Schramm

Sophie Schramm

STADT IM FLUSS – DAS SYSTEM DER ABWASSERENTSORGUNG HANOIS IM LICHTE SOZIALER UND RÄUMLICHER TRANSFORMATIONEN

Hanoi, die Hauptstadt Vietnams liegt im Delta des Roten Flusses nur etwa 1,5 – 7 m über dem Meeresspiegel. Mit der beschleunigten Urbanisierung seit Anfang der 1990er Jahre scheint die Balance zwischen Land und Wasser, die das Wesen der Stadt bestimmt, einem tief greifenden Veränderungsprozess unterlegen. Gegenwärtig findet der erste groß angelegte Versuch der Stadtverwaltung Hanois seit den 1930er Jahren statt, die in dynamischen Stadtentwicklungsprozessen entstandenen Infrastrukturen zur Entwässerung und Abwasserreinigung zu vereinheitlichen. Gleichzeitig bringt der Kontext der 1986 eingeleiteten nationalen Reformen Vietnams hin zu einer sozialistischen Marktwirtschaft im Zuge von Đổi Mới (vietnamesisch für „Erneuerung“) mit der Entwicklung von hochwertigen Wohngebieten für die neue Elite auf der einen Seite und rasanter inkrementeller Verdichtung so genannter urbaner Dörfer auf der anderen eine neue stadträumliche Differenzierung mit sich, die sich auch in der Versorgung mit technischen Infrastrukturen manifestiert. Diese Prozesse wirken zusammen und tragen aktuell zu einer Verstetigung der dynamischen Heterogenität der Stadt Hanoi bei.

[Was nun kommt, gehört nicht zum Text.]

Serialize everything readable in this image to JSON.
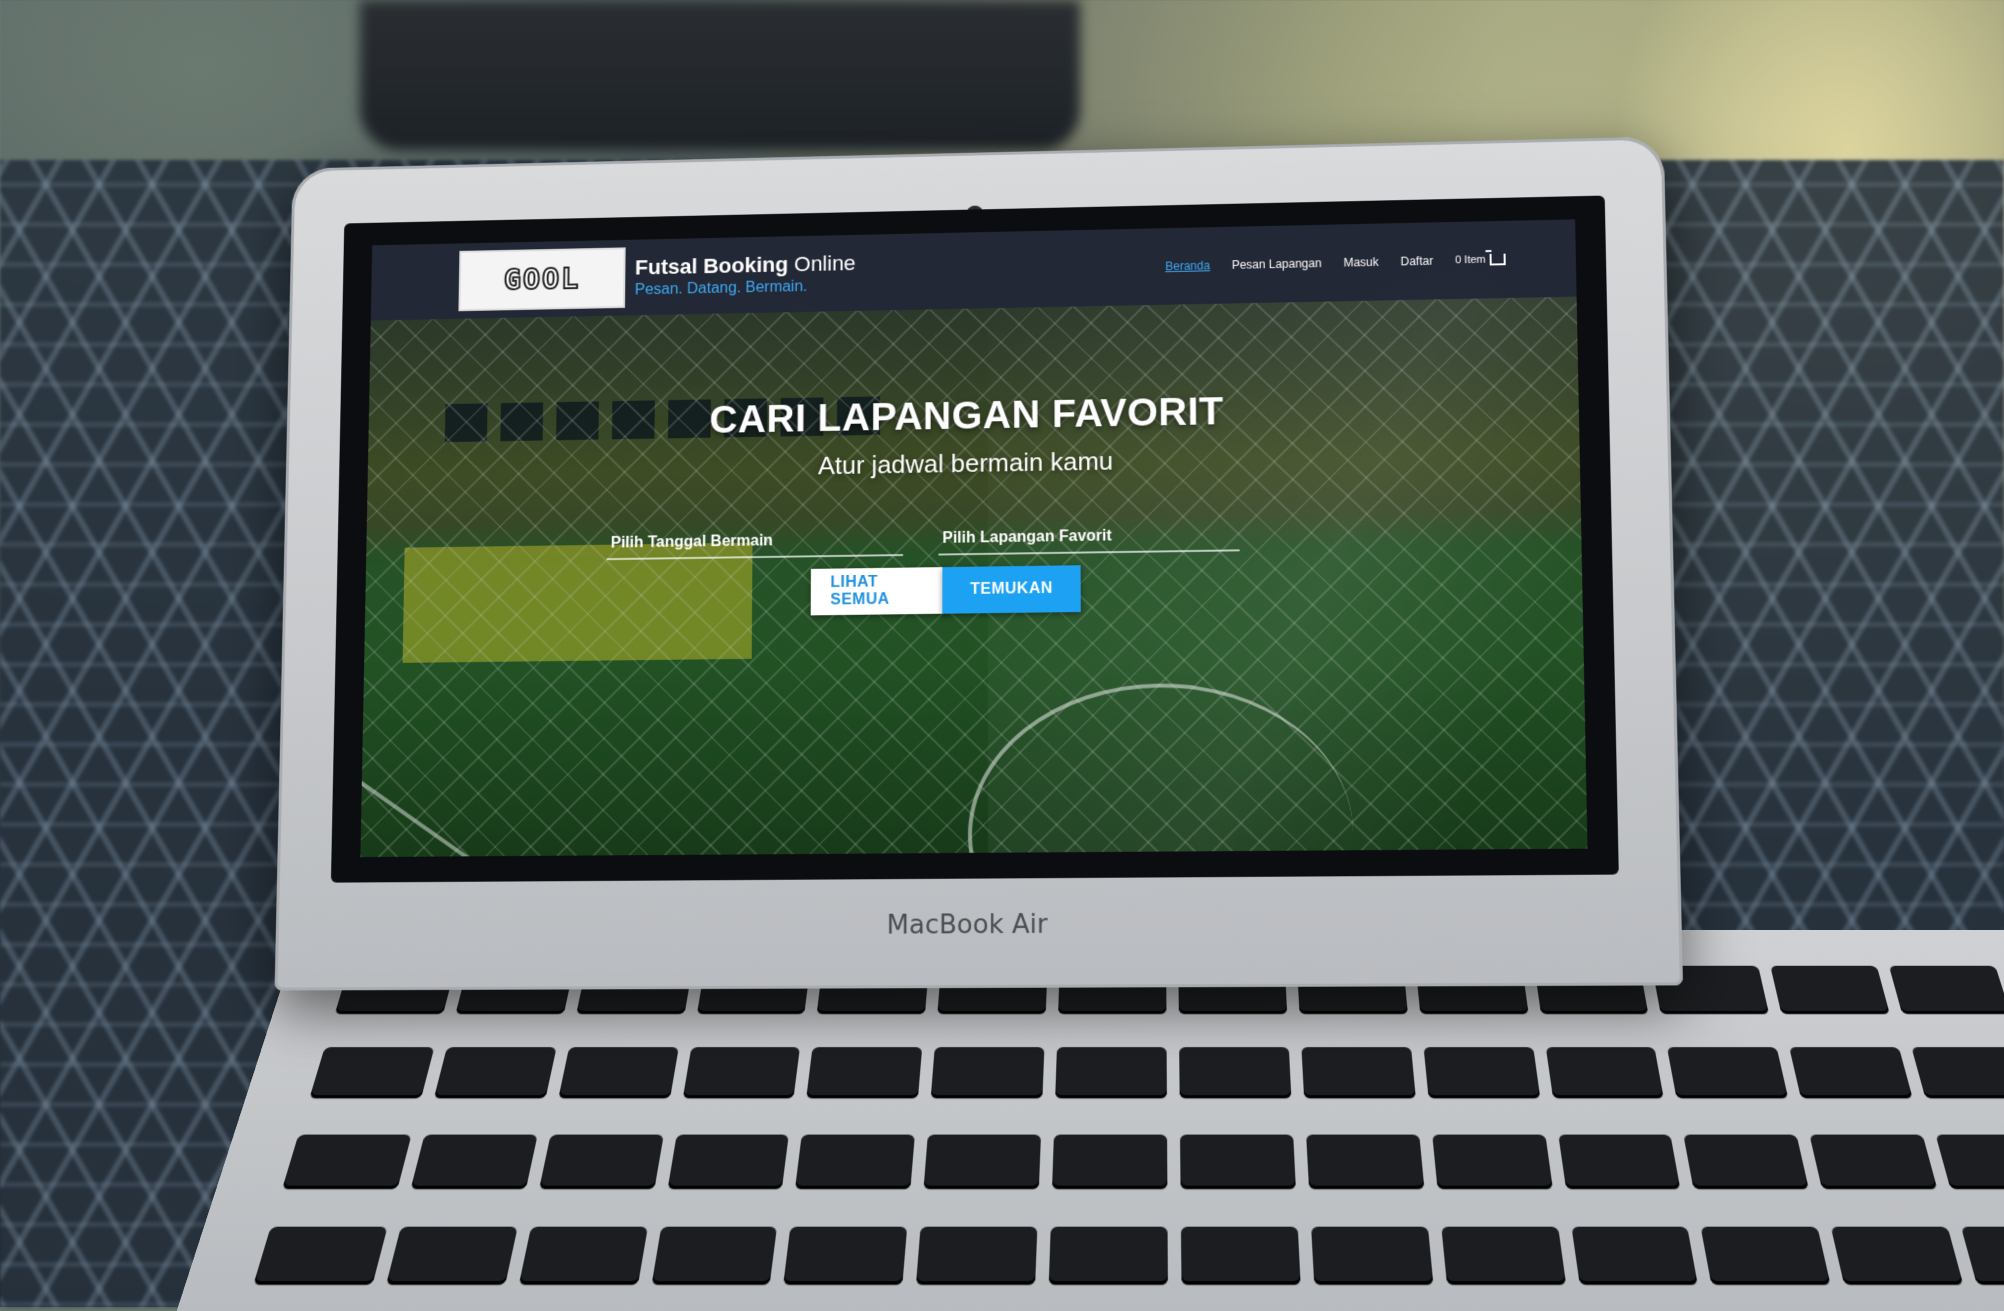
{
  "navbar": {
    "logo_text": "GOOL",
    "site_name_bold": "Futsal Booking",
    "site_name_light": "Online",
    "tagline": "Pesan. Datang. Bermain.",
    "links": [
      {
        "label": "Beranda",
        "active": true
      },
      {
        "label": "Pesan Lapangan",
        "active": false
      },
      {
        "label": "Masuk",
        "active": false
      },
      {
        "label": "Daftar",
        "active": false
      }
    ],
    "cart_label": "0 Item",
    "cart_icon": "cart-icon"
  },
  "hero": {
    "title": "CARI LAPANGAN FAVORIT",
    "subtitle": "Atur jadwal bermain kamu",
    "date_field_placeholder": "Pilih Tanggal Bermain",
    "court_field_placeholder": "Pilih Lapangan Favorit",
    "see_all_button": "LIHAT SEMUA",
    "find_button": "TEMUKAN"
  },
  "device": {
    "brand": "MacBook Air"
  },
  "colors": {
    "accent": "#1da1f2",
    "navbar": "#222836"
  }
}
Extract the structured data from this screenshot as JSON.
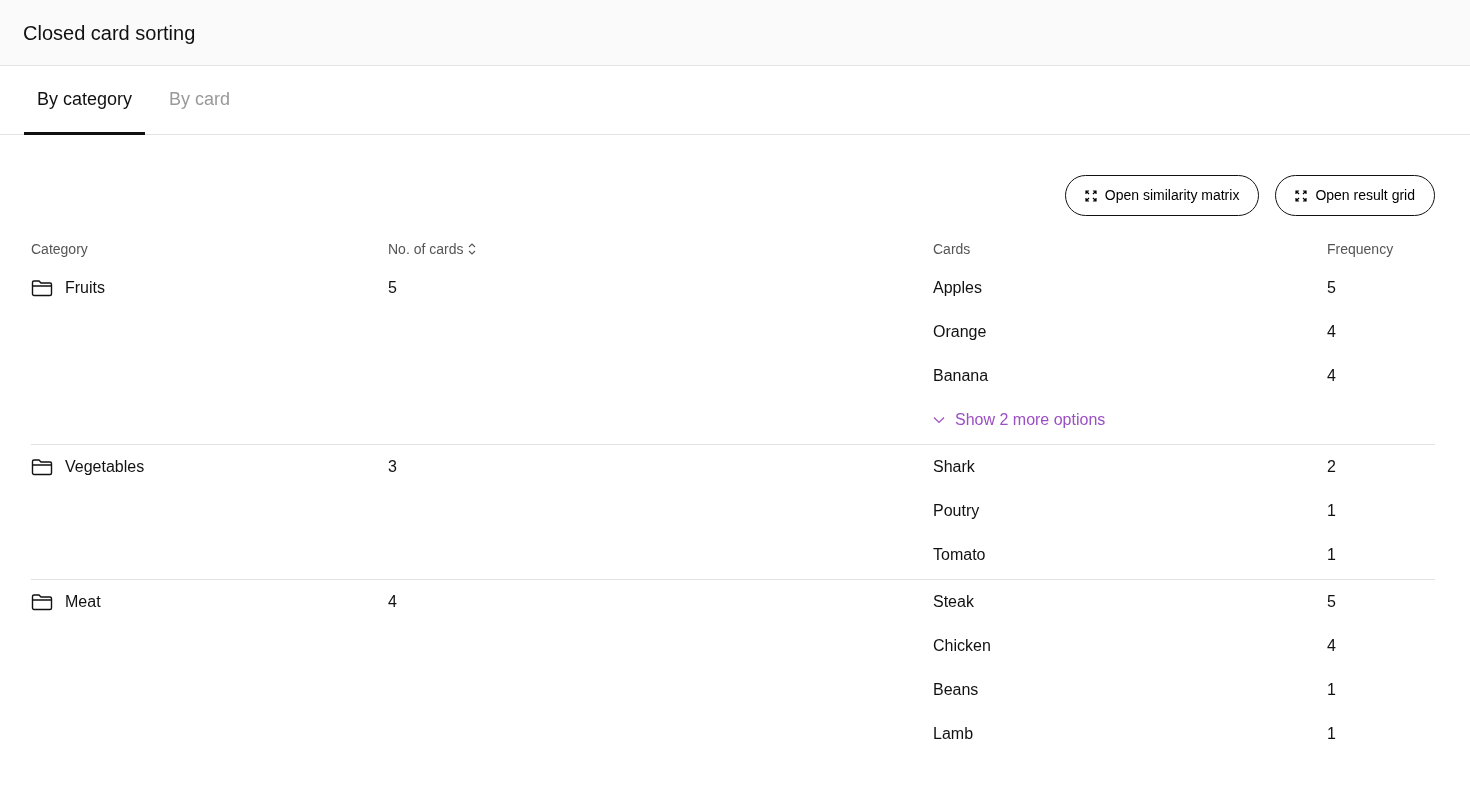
{
  "header": {
    "title": "Closed card sorting"
  },
  "tabs": [
    {
      "label": "By category",
      "selected": true
    },
    {
      "label": "By card",
      "selected": false
    }
  ],
  "actions": [
    {
      "label": "Open similarity matrix"
    },
    {
      "label": "Open result grid"
    }
  ],
  "table": {
    "columns": [
      {
        "label": "Category",
        "sortable": false
      },
      {
        "label": "No. of cards",
        "sortable": true
      },
      {
        "label": "Cards",
        "sortable": false
      },
      {
        "label": "Frequency",
        "sortable": false
      }
    ],
    "rows": [
      {
        "category": "Fruits",
        "count": "5",
        "cards": [
          {
            "name": "Apples",
            "frequency": "5"
          },
          {
            "name": "Orange",
            "frequency": "4"
          },
          {
            "name": "Banana",
            "frequency": "4"
          }
        ],
        "more_link": "Show 2 more options"
      },
      {
        "category": "Vegetables",
        "count": "3",
        "cards": [
          {
            "name": "Shark",
            "frequency": "2"
          },
          {
            "name": "Poutry",
            "frequency": "1"
          },
          {
            "name": "Tomato",
            "frequency": "1"
          }
        ]
      },
      {
        "category": "Meat",
        "count": "4",
        "cards": [
          {
            "name": "Steak",
            "frequency": "5"
          },
          {
            "name": "Chicken",
            "frequency": "4"
          },
          {
            "name": "Beans",
            "frequency": "1"
          },
          {
            "name": "Lamb",
            "frequency": "1"
          }
        ]
      }
    ]
  }
}
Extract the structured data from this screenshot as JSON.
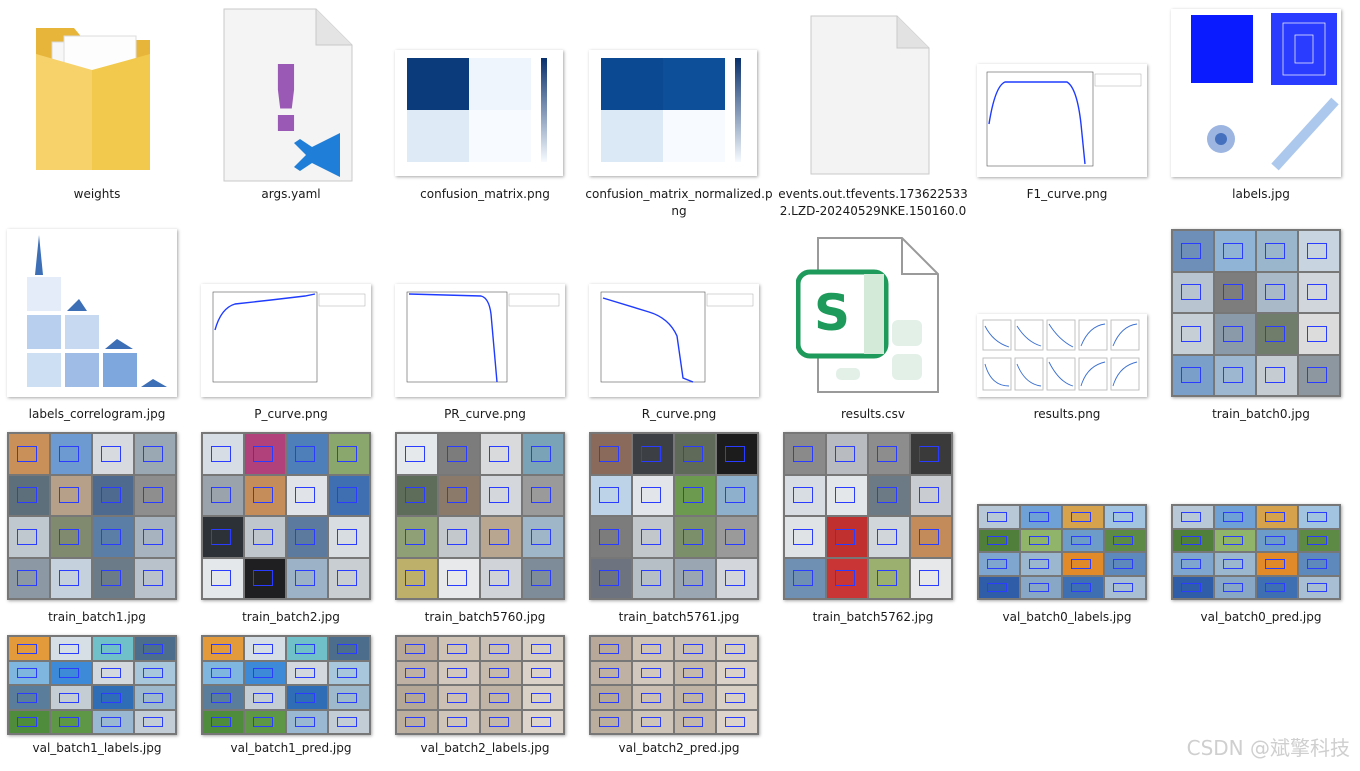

In der Dissertation wird untersucht, (1) wie das durch den Ausbau eines zentralen Netzes und gleichzeitig durch dezentrale Formen geprägte System der Abwasserentsorgung Hanois zu charakterisieren ist;(2) inwiefern der Ausbau eines einheitlichen und zentralen Abwasserentsorgungssystems vor dem Hintergrund heterogener räumlicher Strukturen aber auch bisher nie dagewesener finanzieller Ressourcen Aussicht auf Erfolg hat oder inwiefern er vielmehr zu einer weiteren Fragmentierung des Stadtraumes beiträgt; (3) welche Gestaltungsoptionen für das Management der Abwasserentsorgung unter aktuellen Bedingungen sowie für seinen Ausbau im Zuge weiterer Prozesse der Stadtentwicklung bestehen.